Solved
Contributor
Posts: 37

# Fuzzy logic to locate duplicates?

How can fuzzy logic be used to locate duplicate records in a single dataset? I have records where spellings can vary (or be slightly incorrect) based on a combination of free text and standard text in some variables, so the standard NODUPKEY or sort with FIRST or LAST in data steps do not work correctly.

Accepted Solutions
Solution
‎03-01-2018 03:43 PM
PROC Star
Posts: 622

## Re: Fuzzy logic to locate duplicates?

I prefer using SPEDIS() function which gives a score on the likelihood of two variables.

SPEDIS(First_name,First_name_match)<5;

COMPGED is also similar function.

Thanks,
Suryakiran

All Replies
Super User
Posts: 23,963

## Re: Fuzzy logic to locate duplicates?

This is a non-trivial problem.

One factor is the number of comparisons required, because you're now required to compare each record to all other records you're trying to match to, so it becomes a N*M comparison.

You can look at the following functions for starter:

COMPGED

SOUNDEX/SOUNDS LIKE

Doug____ wrote:

How can fuzzy logic be used to locate duplicate records in a single dataset?

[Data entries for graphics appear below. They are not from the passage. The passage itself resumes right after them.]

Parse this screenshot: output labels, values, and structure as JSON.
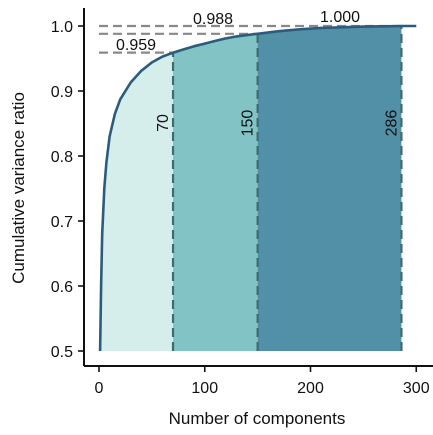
{
  "chart_data": {
    "type": "area",
    "xlabel": "Number of components",
    "ylabel": "Cumulative variance ratio",
    "xlim": [
      -12,
      304
    ],
    "ylim": [
      0.48,
      1.02
    ],
    "x_ticks": [
      0,
      100,
      200,
      300
    ],
    "x_tick_labels": [
      "0",
      "100",
      "200",
      "300"
    ],
    "y_ticks": [
      0.5,
      0.6,
      0.7,
      0.8,
      0.9,
      1.0
    ],
    "y_tick_labels": [
      "0.5",
      "0.6",
      "0.7",
      "0.8",
      "0.9",
      "1.0"
    ],
    "grid": false,
    "curve": {
      "x": [
        1,
        2,
        3,
        5,
        7,
        10,
        15,
        20,
        30,
        40,
        50,
        60,
        70,
        80,
        90,
        100,
        110,
        120,
        130,
        140,
        150,
        170,
        190,
        210,
        230,
        250,
        270,
        286,
        300
      ],
      "y": [
        0.5,
        0.6,
        0.68,
        0.75,
        0.79,
        0.83,
        0.865,
        0.887,
        0.913,
        0.931,
        0.944,
        0.953,
        0.959,
        0.964,
        0.969,
        0.973,
        0.977,
        0.981,
        0.984,
        0.986,
        0.988,
        0.992,
        0.995,
        0.997,
        0.998,
        0.999,
        0.9995,
        1.0,
        1.0
      ]
    },
    "regions": [
      {
        "from": 1,
        "to": 70,
        "color": "#d5eeec"
      },
      {
        "from": 70,
        "to": 150,
        "color": "#82c3c6"
      },
      {
        "from": 150,
        "to": 286,
        "color": "#5290a8"
      }
    ],
    "markers": [
      {
        "x": 70,
        "y": 0.959,
        "x_label": "70",
        "y_label": "0.959"
      },
      {
        "x": 150,
        "y": 0.988,
        "x_label": "150",
        "y_label": "0.988"
      },
      {
        "x": 286,
        "y": 1.0,
        "x_label": "286",
        "y_label": "1.000"
      }
    ],
    "curve_color": "#2c5c7c",
    "marker_line_color": "#3e6b70",
    "threshold_line_color": "#888888"
  }
}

I have records where spellings can vary (or be slightly incorrect) based on a combination of free text and standard text in some variables, so the standard NODUPKEY or sort with FIRST or LAST in data steps do not work correctly.

Solution
‎03-01-2018 03:43 PM
PROC Star
Posts: 622

## Re: Fuzzy logic to locate duplicates?

I prefer using SPEDIS() function which gives a score on the likelihood of two variables.

SPEDIS(First_name,First_name_match)<5;

COMPGED is also similar function.

Thanks,
Suryakiran
Super User
Posts: 13,898

## Re: Fuzzy logic to locate duplicates?

How many records are you looking at?

Are there other variables in the data that help identify individuals (date of birth, address, other fields?)

Super User
Posts: 2,499

## Re: Fuzzy logic to locate duplicates?

I found COMPGED gives more usable results than SPEDIS.

Also, a good way to limit the size of the cartesian products, if applicable, it to match on similar lengths and on identical starting letter(s).

☑ This topic is solved.